Over the years, more and more nutritional product manufacturers are turning to the oceans and lakes for sources of nutrition.
Both kelp and spirulina have been hailed for their health benefits, but is one better than the other? Read on to find out!
Spirulina is a blue-green algae that contains both physocyanin (blue) and chlorophyll (green) pigmentation.
It contains roughly 65% essential amino acids and is considered to be a complete protein. Compared to beef which only has 22% protein, spirulina is a favorite source of protein for those who follow a vegan or vegetarian diet.
Spirulina also contains a wide range of minerals including iron, potassium, magnesium, sodium, phosphorus, and calcium as well as vitamins and phytonutrients.
In addition, spirulina is one of the few plant sources of vitamin B12, which is usually only found in animal tissues. Just a teaspoon of spirulina contains over 2 1/2 times the daily recommended amount of vitamin B12.
Benefits of Spirulina
Other than the plethora of nutrients that spirulina provides, it can also help to boost your overall health in several ways:
- Boosts energy levels
- Helps detoxify the body
- Strengthens the immune system
- Regulates blood sugar levels
- Promotes healthy skin, hair and nails
- Fights bad breath
Kelp, commonly referred to as seaweed, grows along coastlines around the world. It is a rich source of vitamins and minerals, including some essential trace minerals.
The most prevalent nutrient in kelp is iodine, which is an important factor in fighting thyroid issues. Since iodine is a mineral that the body requires to produce thyroid hormones, many people with an underactive thyroid use kelp as a treatment.
Kelp contains a vast amount of vitamins, especially B vitamins, which are essential for cellular metabolism and providing your body with energy.
It also contains vitamins C and E, which are both strong antioxidants and promote blood vessel health.
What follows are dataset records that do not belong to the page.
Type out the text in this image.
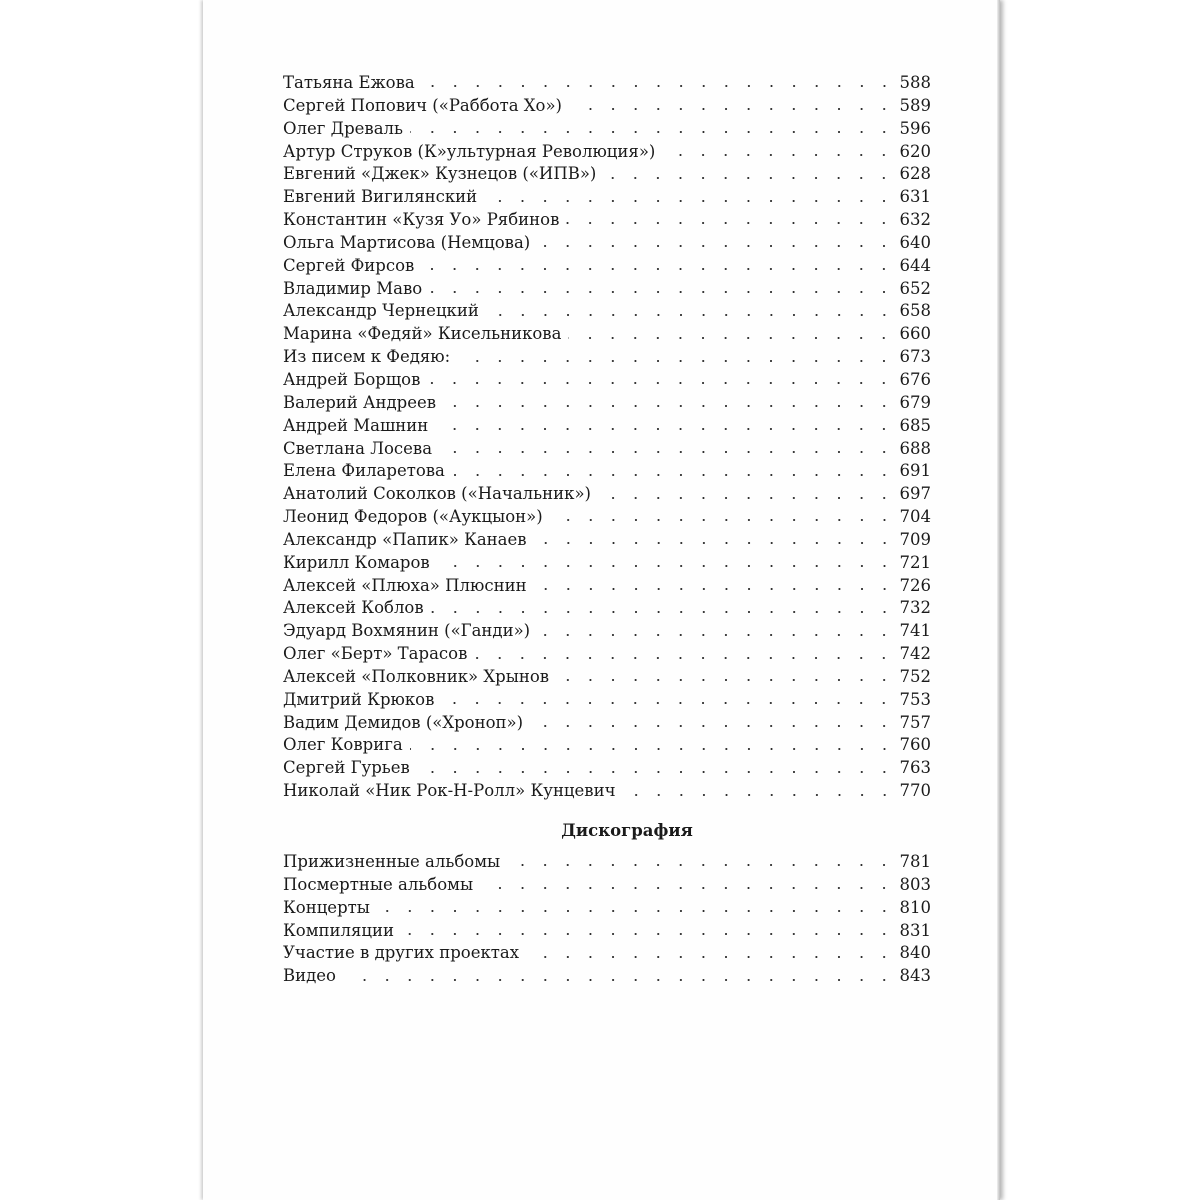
Татьяна Ежова	588
Сергей Попович («Раббота Хо»)	589
Олег Древаль	596
Артур Струков (К»ультурная Революция»)	620
Евгений «Джек» Кузнецов («ИПВ»)	628
Евгений Вигилянский	631
Константин «Кузя Уо» Рябинов	632
Ольга Мартисова (Немцова)	640
Сергей Фирсов	644
Владимир Маво	652
Александр Чернецкий	658
Марина «Федяй» Кисельникова	660
Из писем к Федяю:	673
Андрей Борщов	676
Валерий Андреев	679
Андрей Машнин	685
Светлана Лосева	688
Елена Филаретова	691
Анатолий Соколков («Начальник»)	697
Леонид Федоров («Аукцыон»)	704
Александр «Папик» Канаев	709
Кирилл Комаров	721
Алексей «Плюха» Плюснин	726
Алексей Коблов	732
Эдуард Вохмянин («Ганди»)	741
Олег «Берт» Тарасов	742
Алексей «Полковник» Хрынов	752
Дмитрий Крюков	753
Вадим Демидов («Хроноп»)	757
Олег Коврига	760
Сергей Гурьев	763
Николай «Ник Рок-Н-Ролл» Кунцевич	770
Дискография
Прижизненные альбомы	781
Посмертные альбомы	803
Концерты	810
Компиляции	831
Участие в других проектах	840
Видео	843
Minerals, such as calcium, boron and magnesium, which are necessary for strong bones and normal muscle function, can also be found in kelp.
- Helps regulate thyroid
- Can help with weight management
- Improves pH levels
- May fight off cancers
Kelp is also considered to be anti-viral, anti-inflammatory as well as anti-oxidant.
Which is Better?
Both kelp and spirulina are considered to be superfoods. Incorporating one or both of these foods could be beneficial to your health, depending on what you are looking to achieve.
In terms of overall nutrition however, spirulina tops kelp with its abundance of nutrients and health benefits.
The high content of iodine in kelp however, makes it a vital instrument in controlling thyroid issues.
How to Incorporate Them
Both kelp and spirulina come in a variety of forms, from capsule form to powder, making it easy to incorporate both of them into your daily routine.
Spirulina and kelp can be blended into smoothies or added to drinks quite easily, but don’t let the dark green color scare you! That’s just the chlorophyll in the spirulina.
Both kelp and spirulina in their powdered forms can also be used as a sort of seasoning salt when added to other spices. Sprinkle on to main courses, veggies or even popcorn!
Both kelp and spirulina are available as powders, liquids, tablets or capsules. The dosage used depends on whether they are being used as a general supplement or to treat specific illnesses. Always consult a doctor when taking supplements.